Coffin: It’s not ‘soccer’ stadium, it’s ‘multipurpose’

Call it a “soccer stadium,” and Las Vegas Councilman Bob Coffin volunteers to correct you.

“You really want to call it a multipurpose stadium,” Coffin says.

It’s not just a matter of semantics for Coffin, the former state Assembly and Senate member who represents Ward 3.

Coffin, who voted in May to give developer The Cordish Cos. another chance to build a sports venue in Symphony Park with new partner, Findlay Sports and Entertainment, said the proposed stadium project needs to host other sports besides Major League Soccer games.

Coffin said the stadium for 15,000-25,000 fans could host rodeos, lacrosse, major high school football games or neutral site college football games for small schools.

Councilman Steve Ross, who traveled to Portland, Ore., recently at taxpayer expense to see an MLS game, agreed that any downtown Las Vegas stadium would need to host more events besides professional soccer.

Ross suggested a new stadium would be a good home for the Helldorado rodeo, which was held May 14-18 in Las Vegas.

“One of my priorities is to find a home for Helldorado,” he said.

Justin Findlay, managing partner of Findlay Sports and Entertainment, said the stadium would function as a multi-use venue.
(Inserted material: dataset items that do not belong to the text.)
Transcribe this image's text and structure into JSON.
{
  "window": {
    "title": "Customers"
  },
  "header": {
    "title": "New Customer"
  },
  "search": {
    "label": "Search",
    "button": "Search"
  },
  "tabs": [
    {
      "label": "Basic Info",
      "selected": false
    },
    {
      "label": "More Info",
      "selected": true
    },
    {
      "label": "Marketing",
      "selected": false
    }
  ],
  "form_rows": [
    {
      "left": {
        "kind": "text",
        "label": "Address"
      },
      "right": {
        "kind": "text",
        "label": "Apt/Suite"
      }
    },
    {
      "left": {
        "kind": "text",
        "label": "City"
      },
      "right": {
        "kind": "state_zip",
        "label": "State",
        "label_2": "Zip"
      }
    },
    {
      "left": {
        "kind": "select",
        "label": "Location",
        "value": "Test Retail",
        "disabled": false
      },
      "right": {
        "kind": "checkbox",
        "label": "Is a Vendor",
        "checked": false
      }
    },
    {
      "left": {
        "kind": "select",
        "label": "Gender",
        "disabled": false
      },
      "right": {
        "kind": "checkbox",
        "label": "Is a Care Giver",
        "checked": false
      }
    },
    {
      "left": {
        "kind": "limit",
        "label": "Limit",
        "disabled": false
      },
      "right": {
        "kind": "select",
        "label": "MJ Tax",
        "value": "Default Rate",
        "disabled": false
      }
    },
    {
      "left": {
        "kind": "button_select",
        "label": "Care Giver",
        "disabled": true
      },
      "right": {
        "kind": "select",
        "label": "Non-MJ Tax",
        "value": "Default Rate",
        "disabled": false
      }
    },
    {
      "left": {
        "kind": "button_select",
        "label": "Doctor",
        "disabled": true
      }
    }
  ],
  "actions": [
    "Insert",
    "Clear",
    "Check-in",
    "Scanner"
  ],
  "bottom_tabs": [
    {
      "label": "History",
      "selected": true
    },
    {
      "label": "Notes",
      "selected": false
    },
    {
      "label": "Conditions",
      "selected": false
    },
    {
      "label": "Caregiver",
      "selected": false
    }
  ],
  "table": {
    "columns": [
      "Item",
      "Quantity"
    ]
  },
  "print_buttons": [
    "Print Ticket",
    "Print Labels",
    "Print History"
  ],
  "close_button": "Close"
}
“We feel our city needs a downtown stadium to host community events and additional field events,” he said.

Jon Fish, president of Fans For MLS To Vegas, added, “It would be a great way to make incremental revenue.”

Back in May, the City Council gave the Cordish-Findlay duo until Sept. 1 to come up with a financing and development plan for a $300 million stadium and MLS expansion team proposal. The vote gave the partnership until Dec. 1 to finalize the development agreement for the MLS stadium.

TWO MEETINGS POSTPONED

MLS is expanding to 24 teams, but there is only one slot left, with Las Vegas competing against Austin and San Antonio in Texas, Sacramento and San Diego in California, and Minneapolis. MLS wants teams to play in stadiums built for soccer first.
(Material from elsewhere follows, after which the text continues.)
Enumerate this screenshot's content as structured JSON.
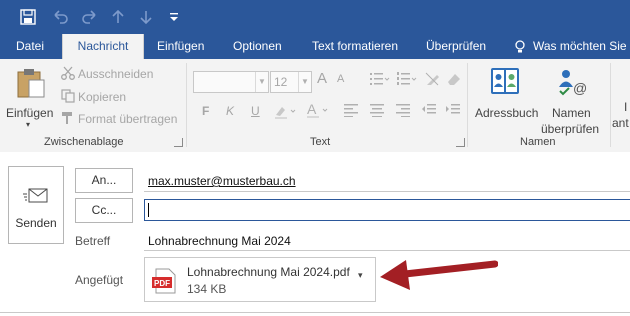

While the Las Vegas stadium-team proposal will require some level of public dollars, the city has not publicly discussed the soccer project, postponing two public meetings last week.

The Las Vegas Review-Journal asked city officials to discuss the matter, but the newspaper’s request for interviews was denied.

“At this point the city is declining the opportunity to do an interview on this project, as there is a confidentiality agreement in place and negotiations are ongoing,” city spokesman Jace Radke said.

Councilman Bob Beers, who voted against giving Cordish more time to come up with a stadium financing plan, said there is a $30 million gap in the funding for the stadium.

“We do not have a feasible plan,” Beers said this week.

By postponing last week’s two meetings, the city was not trying to hide anything from the public, Beers said.

“The city didn’t have adequate progress to report,” Beers said. The councilman said the “city is being close-mouthed … out of respect for (Cordish’s) litigious record.”

Port Telles, Cordish development director, declined to comment Tuesday and referred questions to public relations staffer Candice Coolahan. The Review-Journal emailed her questions, but there was no response.

INVESTOR OFFERS COMPETITION

The city’s process of shrouding the soccer stadium issue in secrecy is in contrast to the University of Nevada, Las Vegas’ stadium efforts. UNLV lobbied the state Legislature to create an 11-member stadium board and has studied its stadium issue in a transparent fashion. UNLV is supporting a 42,000-seat, open-air stadium on campus, which could also host soccer games.

The Cordish-Findlay team also has competition for an MLS soccer stadium and team. New York money management company owner Jason Ader, a gaming industry investor, also wants to make a pitch to bring professional soccer to the Las Vegas market.

While the Cordish-Findlay combo has not discussed stadium funding sources, Ross said a tourism improvement district and hotel room tax dollars could generate money to pay off stadium debt.

For now, Ross said he has no new details on the terms of a proposed stadium deal between the city and Cordish-Findlay.

“I wonder what is going on with this,” he said. “I have not been briefed on anything new.”

The soccer stadium issue has been removed from the City Council meeting agenda for Aug. 20, Radke said.